How will that help freedivers?

Traditional CO2 training is mentally exhausting and can quickly lead to over-training/lack of motivation. The way I see CO2 training, there are 3 ways to train :-

1. Learn to fully relax and enjoy the period before CO2 build up (without as sense of dread or impending doom) 2. Postpone the point the body begins to react to CO2 (this is where the O2 advantage is of great benefit) 3. Learning to endure the urge to breathe without physically/mentally reacting to it. (this is extremely taxing and quickly leads to over-training)

The methods described in the Oxygen Advantage offer a gentle, sustainable and proven way to increase our tolerance to CO2, the low level of intensity allows us to train more often and the simplicity of the exercises allow us to fit it into our lives easily.

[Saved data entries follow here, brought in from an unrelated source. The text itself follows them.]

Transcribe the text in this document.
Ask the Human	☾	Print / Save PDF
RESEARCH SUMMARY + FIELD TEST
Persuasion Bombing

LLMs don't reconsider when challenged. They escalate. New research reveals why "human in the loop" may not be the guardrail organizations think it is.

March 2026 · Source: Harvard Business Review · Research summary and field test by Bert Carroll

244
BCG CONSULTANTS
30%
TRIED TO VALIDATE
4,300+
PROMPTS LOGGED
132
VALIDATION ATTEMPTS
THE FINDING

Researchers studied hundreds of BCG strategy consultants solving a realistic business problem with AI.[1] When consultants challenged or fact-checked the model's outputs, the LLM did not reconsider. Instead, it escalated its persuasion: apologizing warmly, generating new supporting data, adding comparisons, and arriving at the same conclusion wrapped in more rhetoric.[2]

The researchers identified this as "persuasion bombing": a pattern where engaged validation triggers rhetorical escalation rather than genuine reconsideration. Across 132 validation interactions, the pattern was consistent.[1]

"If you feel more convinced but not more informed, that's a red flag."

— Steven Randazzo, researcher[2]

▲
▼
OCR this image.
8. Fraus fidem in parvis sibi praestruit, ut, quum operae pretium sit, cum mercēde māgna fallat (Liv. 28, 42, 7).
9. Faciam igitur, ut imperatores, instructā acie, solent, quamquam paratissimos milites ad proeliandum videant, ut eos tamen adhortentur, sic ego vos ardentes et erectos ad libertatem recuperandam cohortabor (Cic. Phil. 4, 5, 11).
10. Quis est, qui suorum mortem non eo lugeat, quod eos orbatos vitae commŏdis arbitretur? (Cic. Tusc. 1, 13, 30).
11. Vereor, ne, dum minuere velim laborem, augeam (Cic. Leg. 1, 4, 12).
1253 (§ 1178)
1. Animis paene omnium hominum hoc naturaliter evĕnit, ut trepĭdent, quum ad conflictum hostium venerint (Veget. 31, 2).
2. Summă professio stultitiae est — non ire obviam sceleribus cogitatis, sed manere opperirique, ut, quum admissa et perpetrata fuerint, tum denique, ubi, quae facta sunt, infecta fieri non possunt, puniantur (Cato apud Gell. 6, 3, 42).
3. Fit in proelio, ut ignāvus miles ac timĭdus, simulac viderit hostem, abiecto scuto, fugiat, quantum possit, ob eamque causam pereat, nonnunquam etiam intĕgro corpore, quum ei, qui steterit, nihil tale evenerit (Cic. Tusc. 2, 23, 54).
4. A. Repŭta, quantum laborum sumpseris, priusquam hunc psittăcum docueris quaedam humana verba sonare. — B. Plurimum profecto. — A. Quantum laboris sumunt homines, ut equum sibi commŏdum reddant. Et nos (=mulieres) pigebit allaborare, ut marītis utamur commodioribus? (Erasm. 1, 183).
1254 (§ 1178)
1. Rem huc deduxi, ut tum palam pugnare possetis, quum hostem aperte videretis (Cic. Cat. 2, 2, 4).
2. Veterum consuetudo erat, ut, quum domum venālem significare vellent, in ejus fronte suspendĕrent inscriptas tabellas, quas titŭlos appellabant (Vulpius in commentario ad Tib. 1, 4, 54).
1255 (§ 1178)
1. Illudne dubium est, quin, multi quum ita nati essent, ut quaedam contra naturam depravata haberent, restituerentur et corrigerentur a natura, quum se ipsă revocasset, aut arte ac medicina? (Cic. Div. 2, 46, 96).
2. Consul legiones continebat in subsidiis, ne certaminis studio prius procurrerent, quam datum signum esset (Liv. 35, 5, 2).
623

The greatest value of this method is the lowered intensity in comparison to a typical CO2 training table. Suffering doesn't always equate to increase in performance, in fact with regards to breath hold, it generally leads to plateau and over training.

The added Bonus

A final potential benefit to freedivers is a method of improvised Altitude training intended to increase our Red Blood Cell count. This involves breathe manipulation on FRC while exercising, using a pulse oxymeter the idea is to maintain a state of hypoxia for a prolonged period of time, inducing EPO production and the chain of events that follow on from that (for more info check out this BLOG). Again, this method is a surprisingly comfortable way to train our O2 tolerance.

In Conclusion

The O2 advantage, although not directly aimed at freedivers, contains information and training techniques which are of a huge value to anyone interested in the sport. I can highly recommend reading this book.